Bemelmans’ former editor, May Massee, cites his 1953 memoir, “Father, Dear Father,” as one of the best sources of biographical information available on the author. Within its pages, Bemelmans has recorded the experiences and conversations of his trip to Europe with his daughter, Barbara. Barbara expresses somewhat exasperated curiousity about Bemelmans’ diverse cultural background and complex accent.
“Do you speak German with an accent too?’
‘Yes, of course.’
‘Do you speak any language correctly?’
‘Well, I have the least accent in French, or else the French are very polite, for they always say how very well I speak it for a foreigner.’
‘That’s all rather sad, Poppy.’
‘Well, it has its advantages. It’s like being a gypsy, belonging everywhere and nowhere.’”
As a result of his efforts to mimic his grandfather’s inventive prose, Marciano says he’s come to appreciate Bemelmans’ oddities:
“I think there’s something great about inconsistency,” he told NPR. “It keeps you on your toes as a reader.”
However, he sympathized with Bemelmans’ editors, citing his grandfather’s attempt to rhyme the words “Genevieve” and “beef” in “Madeline’s Rescue.”

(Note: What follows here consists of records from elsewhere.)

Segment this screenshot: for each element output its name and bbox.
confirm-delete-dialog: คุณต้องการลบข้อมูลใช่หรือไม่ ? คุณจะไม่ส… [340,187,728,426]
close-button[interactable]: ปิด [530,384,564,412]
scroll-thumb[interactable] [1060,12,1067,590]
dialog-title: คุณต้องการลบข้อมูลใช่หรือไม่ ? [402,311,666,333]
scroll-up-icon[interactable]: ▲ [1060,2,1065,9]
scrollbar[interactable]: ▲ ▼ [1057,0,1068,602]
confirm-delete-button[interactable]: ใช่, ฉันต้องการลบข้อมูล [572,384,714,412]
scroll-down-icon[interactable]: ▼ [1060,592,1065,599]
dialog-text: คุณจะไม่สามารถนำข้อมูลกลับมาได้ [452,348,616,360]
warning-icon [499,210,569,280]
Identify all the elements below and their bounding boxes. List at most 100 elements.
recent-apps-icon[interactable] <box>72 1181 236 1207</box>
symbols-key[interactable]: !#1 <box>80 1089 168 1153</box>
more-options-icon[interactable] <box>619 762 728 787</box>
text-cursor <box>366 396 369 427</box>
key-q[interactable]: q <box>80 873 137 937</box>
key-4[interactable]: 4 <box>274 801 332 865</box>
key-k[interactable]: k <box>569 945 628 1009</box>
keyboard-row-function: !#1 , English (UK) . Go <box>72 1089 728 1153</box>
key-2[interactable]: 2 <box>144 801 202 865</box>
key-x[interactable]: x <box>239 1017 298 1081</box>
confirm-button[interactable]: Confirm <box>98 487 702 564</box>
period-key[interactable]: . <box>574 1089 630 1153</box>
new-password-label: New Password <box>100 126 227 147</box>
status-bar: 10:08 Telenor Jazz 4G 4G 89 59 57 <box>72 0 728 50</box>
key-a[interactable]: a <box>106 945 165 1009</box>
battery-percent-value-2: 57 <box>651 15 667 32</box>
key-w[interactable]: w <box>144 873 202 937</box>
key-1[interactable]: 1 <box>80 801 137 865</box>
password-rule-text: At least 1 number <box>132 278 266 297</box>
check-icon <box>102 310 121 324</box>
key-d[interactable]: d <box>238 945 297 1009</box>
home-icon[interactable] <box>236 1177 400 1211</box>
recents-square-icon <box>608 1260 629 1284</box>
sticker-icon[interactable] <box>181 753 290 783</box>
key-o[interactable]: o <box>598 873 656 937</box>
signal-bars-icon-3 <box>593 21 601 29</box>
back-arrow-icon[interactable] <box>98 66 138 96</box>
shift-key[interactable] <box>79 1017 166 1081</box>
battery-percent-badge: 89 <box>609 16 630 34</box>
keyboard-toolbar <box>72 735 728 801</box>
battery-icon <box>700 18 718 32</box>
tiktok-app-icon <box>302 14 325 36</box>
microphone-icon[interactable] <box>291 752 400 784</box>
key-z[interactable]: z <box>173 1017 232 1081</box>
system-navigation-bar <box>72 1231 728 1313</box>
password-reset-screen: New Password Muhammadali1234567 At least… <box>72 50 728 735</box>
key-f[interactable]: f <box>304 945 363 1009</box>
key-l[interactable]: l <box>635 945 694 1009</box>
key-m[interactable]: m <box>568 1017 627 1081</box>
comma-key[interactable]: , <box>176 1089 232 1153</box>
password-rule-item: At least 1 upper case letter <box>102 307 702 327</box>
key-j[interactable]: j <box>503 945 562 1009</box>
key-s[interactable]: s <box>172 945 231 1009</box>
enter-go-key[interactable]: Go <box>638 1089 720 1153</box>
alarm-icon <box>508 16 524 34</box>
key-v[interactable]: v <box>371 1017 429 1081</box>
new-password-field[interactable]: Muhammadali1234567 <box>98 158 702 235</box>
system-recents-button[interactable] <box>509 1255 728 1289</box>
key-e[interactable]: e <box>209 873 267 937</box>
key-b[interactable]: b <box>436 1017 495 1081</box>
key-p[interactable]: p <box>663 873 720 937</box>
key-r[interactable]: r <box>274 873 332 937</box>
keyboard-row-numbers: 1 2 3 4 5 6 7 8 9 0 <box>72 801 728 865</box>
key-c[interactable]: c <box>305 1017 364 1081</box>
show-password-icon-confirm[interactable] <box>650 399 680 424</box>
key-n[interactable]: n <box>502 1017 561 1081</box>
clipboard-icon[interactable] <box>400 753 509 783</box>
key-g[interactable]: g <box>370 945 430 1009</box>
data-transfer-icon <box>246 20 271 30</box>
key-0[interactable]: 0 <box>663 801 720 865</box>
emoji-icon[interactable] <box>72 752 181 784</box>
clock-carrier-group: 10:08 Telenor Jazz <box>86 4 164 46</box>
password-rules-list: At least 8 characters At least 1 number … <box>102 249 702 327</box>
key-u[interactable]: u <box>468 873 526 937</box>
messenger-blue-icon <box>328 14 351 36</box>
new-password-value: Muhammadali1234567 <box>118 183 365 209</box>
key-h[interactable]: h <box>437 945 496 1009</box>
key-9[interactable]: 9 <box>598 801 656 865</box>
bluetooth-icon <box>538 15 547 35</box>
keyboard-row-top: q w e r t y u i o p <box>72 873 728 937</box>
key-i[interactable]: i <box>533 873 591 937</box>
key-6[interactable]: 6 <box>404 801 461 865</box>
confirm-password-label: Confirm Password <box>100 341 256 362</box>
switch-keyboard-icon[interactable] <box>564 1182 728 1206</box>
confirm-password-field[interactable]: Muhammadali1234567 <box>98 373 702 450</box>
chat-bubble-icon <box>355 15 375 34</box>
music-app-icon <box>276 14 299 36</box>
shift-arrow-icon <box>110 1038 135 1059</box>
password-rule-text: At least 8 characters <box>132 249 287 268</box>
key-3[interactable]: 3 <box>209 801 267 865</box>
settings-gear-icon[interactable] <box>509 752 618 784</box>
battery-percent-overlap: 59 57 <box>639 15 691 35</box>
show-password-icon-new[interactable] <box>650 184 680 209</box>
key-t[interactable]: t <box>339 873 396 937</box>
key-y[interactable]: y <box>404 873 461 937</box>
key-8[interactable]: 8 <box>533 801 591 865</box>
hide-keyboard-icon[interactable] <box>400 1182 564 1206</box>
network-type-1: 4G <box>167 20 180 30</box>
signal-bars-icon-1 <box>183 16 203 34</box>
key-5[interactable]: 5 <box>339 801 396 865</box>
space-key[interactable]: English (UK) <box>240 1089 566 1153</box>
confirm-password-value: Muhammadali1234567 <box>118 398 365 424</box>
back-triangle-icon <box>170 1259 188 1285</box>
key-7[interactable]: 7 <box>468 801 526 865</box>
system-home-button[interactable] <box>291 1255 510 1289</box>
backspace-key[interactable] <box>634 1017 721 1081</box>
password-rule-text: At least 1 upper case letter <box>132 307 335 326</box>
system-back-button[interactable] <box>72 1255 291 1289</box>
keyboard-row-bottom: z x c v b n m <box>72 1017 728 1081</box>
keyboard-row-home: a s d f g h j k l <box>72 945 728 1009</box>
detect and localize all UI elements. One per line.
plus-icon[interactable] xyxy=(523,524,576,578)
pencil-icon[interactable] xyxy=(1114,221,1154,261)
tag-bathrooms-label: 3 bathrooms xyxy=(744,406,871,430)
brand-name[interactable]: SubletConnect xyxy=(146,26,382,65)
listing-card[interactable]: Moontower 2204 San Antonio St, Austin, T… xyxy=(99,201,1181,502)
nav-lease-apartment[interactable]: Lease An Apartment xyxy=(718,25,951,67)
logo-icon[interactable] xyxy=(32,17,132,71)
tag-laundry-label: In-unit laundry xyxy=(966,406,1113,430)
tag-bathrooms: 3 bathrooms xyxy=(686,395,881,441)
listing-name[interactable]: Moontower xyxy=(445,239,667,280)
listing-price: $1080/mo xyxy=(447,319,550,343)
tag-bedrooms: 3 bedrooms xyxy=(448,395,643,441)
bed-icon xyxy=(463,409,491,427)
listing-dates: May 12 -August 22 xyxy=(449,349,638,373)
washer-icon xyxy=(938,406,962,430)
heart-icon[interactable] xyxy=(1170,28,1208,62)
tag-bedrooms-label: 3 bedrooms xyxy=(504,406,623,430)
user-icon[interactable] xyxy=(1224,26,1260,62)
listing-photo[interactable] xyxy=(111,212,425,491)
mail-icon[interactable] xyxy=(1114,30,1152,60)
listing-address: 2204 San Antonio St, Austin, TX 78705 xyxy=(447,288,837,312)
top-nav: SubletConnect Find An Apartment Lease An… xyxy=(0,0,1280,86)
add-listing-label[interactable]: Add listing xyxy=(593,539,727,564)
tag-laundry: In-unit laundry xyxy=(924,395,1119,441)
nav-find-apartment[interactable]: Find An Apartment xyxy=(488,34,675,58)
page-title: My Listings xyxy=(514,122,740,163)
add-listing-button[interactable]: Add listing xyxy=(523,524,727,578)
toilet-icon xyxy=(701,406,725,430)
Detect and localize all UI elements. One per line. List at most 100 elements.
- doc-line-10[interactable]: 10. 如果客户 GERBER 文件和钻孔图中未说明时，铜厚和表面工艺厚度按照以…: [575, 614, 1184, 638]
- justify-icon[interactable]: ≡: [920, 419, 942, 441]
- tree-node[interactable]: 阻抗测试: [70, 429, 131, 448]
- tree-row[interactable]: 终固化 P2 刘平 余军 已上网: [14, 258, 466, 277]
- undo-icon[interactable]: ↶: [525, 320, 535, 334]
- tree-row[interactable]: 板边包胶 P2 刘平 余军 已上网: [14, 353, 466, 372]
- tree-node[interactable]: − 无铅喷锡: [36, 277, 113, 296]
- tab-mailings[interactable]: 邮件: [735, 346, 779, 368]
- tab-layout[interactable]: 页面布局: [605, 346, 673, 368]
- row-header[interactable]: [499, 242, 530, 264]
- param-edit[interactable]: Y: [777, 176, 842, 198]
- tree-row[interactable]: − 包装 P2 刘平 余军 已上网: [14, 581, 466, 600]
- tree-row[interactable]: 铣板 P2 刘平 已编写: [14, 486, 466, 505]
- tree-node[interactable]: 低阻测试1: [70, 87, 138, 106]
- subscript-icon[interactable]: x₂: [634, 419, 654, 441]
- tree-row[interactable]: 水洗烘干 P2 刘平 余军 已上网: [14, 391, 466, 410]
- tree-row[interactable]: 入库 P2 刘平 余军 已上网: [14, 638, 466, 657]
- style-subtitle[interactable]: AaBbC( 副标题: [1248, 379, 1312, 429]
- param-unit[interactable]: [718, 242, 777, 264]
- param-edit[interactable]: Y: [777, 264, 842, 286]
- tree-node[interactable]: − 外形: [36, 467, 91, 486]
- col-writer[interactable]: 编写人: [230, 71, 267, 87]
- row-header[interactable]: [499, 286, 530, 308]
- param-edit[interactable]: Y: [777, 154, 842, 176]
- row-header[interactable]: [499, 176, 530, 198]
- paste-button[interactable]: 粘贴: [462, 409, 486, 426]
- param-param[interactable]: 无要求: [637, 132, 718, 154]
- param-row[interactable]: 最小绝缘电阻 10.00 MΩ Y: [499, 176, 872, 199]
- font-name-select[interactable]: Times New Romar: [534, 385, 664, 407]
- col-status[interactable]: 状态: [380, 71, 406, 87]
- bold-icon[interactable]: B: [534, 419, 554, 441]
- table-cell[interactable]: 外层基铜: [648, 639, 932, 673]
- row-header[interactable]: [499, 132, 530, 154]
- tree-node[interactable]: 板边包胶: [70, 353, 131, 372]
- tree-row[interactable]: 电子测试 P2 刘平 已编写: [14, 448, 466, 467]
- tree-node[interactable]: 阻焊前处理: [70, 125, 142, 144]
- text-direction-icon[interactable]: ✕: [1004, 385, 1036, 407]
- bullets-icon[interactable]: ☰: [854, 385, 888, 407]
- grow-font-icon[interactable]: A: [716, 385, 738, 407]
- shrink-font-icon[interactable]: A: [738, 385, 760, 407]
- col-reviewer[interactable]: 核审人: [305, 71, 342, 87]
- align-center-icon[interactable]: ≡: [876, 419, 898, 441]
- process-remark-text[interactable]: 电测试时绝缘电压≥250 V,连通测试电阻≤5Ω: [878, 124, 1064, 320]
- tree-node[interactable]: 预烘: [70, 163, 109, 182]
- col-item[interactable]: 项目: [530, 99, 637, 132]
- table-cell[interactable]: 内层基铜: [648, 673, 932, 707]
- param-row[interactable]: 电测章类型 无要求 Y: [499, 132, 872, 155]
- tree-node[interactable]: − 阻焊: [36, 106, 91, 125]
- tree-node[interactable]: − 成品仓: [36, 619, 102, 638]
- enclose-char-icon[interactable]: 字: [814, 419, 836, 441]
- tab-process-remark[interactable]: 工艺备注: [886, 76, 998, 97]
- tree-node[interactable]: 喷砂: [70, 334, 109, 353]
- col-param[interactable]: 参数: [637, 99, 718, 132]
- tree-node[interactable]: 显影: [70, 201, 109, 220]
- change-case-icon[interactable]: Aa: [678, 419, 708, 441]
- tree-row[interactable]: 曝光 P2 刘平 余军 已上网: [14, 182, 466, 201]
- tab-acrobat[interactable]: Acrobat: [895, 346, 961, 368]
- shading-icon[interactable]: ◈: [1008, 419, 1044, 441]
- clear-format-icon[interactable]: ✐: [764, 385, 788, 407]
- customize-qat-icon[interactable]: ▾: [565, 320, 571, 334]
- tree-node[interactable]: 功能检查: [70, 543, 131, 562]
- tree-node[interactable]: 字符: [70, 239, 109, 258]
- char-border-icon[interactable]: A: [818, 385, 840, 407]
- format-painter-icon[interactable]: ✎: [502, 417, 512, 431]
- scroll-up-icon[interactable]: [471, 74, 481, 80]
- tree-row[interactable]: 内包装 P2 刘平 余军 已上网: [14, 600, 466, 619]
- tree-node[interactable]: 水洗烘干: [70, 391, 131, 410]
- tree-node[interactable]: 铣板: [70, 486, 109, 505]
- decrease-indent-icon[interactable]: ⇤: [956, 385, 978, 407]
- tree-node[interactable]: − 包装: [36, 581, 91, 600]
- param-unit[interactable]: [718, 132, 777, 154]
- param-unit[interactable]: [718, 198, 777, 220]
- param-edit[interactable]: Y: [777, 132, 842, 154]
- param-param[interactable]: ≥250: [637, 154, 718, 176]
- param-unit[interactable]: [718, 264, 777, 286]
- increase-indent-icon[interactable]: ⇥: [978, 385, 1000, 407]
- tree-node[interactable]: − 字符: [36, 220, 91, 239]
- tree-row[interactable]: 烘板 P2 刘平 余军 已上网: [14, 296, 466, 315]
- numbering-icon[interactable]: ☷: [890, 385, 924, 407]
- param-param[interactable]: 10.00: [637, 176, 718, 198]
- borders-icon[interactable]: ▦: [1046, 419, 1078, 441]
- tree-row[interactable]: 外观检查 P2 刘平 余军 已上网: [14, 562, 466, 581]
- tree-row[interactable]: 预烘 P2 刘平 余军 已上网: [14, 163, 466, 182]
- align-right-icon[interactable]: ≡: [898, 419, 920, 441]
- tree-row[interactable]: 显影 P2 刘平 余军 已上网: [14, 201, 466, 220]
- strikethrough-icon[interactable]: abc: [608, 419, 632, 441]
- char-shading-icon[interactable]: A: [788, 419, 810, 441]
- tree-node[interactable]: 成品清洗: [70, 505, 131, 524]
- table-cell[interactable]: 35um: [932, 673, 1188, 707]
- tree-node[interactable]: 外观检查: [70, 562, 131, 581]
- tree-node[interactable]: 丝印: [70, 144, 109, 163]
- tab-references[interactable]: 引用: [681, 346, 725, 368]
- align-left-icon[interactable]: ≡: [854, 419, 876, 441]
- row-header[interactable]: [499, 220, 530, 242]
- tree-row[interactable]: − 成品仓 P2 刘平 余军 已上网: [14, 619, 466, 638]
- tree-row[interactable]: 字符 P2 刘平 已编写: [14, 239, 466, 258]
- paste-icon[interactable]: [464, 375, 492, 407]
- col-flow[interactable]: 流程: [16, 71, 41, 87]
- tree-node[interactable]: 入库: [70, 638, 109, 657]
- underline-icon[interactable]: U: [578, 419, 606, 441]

“In German…the ‘v’ and the ‘f’ is the same,” he said. “I can just imagine (the editors) saying: ‘No. It does not rhyme in English.’”
For more captivating information about Ludwig Bemelmans, his writing process and the history of his books, read the entirety of his Caldecott Medal acceptance speech, as well as the whole of his editor’s reflections on the author. In addition, Forbes offers an interesting look at the Madeline dynasty, past, present and future.
This is wonderful! Thanks for your research, I found all the information fascinating. I have to admit, I always read Madeline with my own version of a french accent, Georgia is never impressed! 🙂
As always, I love the favorites section on the side bar. Thanks for keeping my Amazon wishlist full!
The grandson’s comment about Miss Clavel are laughable. He is totally ignorant about Catholic boarding schools (in France in the 1930’s) and the stages that a woman must passes through before she becomes a Nun. Miss Clavel is a novitiate nun who has not taken her vows and therefore not addressed as “Sister”. There is no way a secular “nurse” would be giving any responsibilities in a convent. In fact most hospitals were run by the Catholic Church and staffed by Nuns who performed the duties of a nurse.